Got word this morning that my novel is on its way to Diana Gabaldon (with the caveat that she is up against a deadline herself and may not get to my book in time for a jacket blurb.) My editor was once assistant editor to Gabaldon's editor, and so the network was set, and here I am down the line reaping the benefit of those tendrils. Some people are very good at the business of networking, and I am about the worst, but at least a lot of this is done in virtual reality these days and not at cocktail parties. My vision of hell is of a never-ending cocktail party, particularly of the British variety, where attendees have not generally been brought up to socialise on this level. How many times have I clung to a tiny sherry glass, trying to swallow the awful finger foods (a pineapple or a piece of sausage or cheddar cheese off the end of a cocktail stick) while I did my best to sink into the floor and go unnoticed? I don't know who invented the food stuff of the cocktail hour, but what are you supposed to do with the cocktail stick once you have removed the offensive piece of food off the end - use it to take a jab at other awkward people trying their own very best to sink into the floor? Americans are better at all this sort of stuff. They have learned the art of setting others at parties at ease. British cocktail do's are nearly all upper class affairs (the British working class feel no compulsion to make conversation under any circumstances, a feature I miss on this side of the Atlantic - there is something enormously comforting about sitting in silence with others.)
So, you're grasping hard the tiny stem of your sherry glass, standing next to some other bundle of nerves, waiting for the moment to inspire a question, which never comes. There is much shifting of feet and noises such as only Rowan Atkinson normally makes in his incarnation as Mr. Bean, until some such phrase as "I'm Giles" or "Interesting party," or "How about a pickled onion on a stick?" drifts up into the air as though no one actually spoke it and it was simply manifest of the general air of forced communion.
Because normal discourse is hard for Brits, forced social situations give birth to abberations like one young man, unknown to me, who once sat next to me at table in college (picture Hogwarts dining hall, because that's what it was - they actually filmed that at my alma mater, Christ Church, Oxford) muttering vile suggestions to me under his breath. Here we were in our academic dress (flowing robes and silly hats) and at first I couldn't believe what I was hearing, but he kept saying these things, and being a well-brought-up Brit myself, I wasn't able to just turn to him and tell him to piss off.

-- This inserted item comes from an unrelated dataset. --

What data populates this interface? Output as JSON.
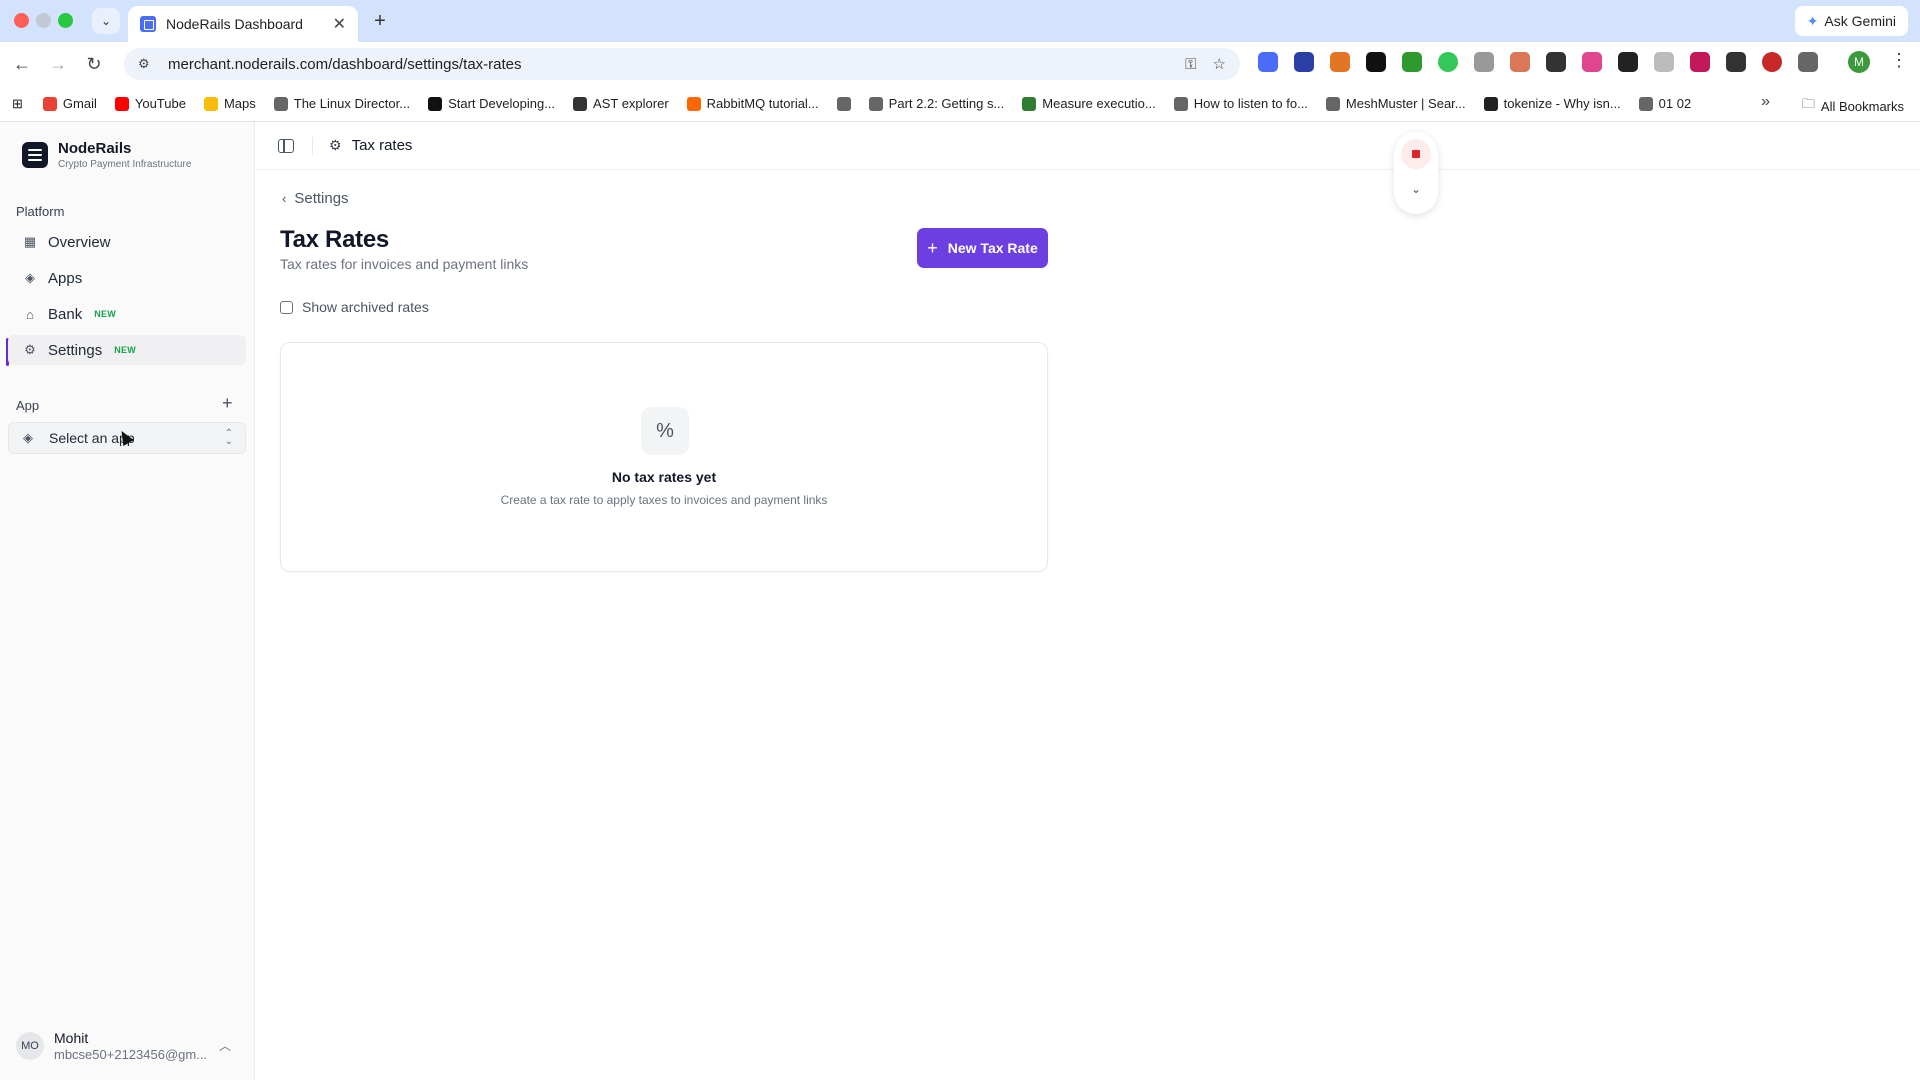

I have been thinking of my alma mater of late because I am asking them to put a paragraph about my upcoming book in their quarterly magazine (amusingly called "Christ Church Matters.") I think Hugh Grant left Christ Church as an undergraduate the year I arrived as a post graduate, so I never saw him (or so I think - maybe he was the character muttering obscentites to me at table that night - given his later forays into the Santa Monica league of prostitution, it seems entirely likely.)
Point is, I am rattling my brain to find anyone or place of note to get the word out about my book. I have so far had two reviews - one that said, "If there is any justice in the world, this will be the next Time Traveller's Wife" - I jest not.  My editor called this "a money quote." The other said that Veil of Time is a fine novel and a saga of the first order.  (Both of these reviewers, however, were well enough acquainted with me to know that I could come after them with my second degree black belt karate skills.) Diana Gabaldon is not of that order, nor is Dan Brown, to whom I have a teentsie connection (well, my brother-in-law taught at Phillips Exeter with his dad!) But my editor says a blurb from him would give the reader the wrong impression about the nature of the book. Ha!   :-)
And yet, and yet. Despite the vastly differing writing styles and the different audience, I still think there is a lot in common between the types of topics Dan Brown grapples with and my own - we both lament the passing of woman-centric religions and both have a lot to say about the role of the church in all of this. But we will leave this matter in the lap of the gods. Nay, we will leave it in the lap of the goddess, a kinder and softer and more inclusive place to be.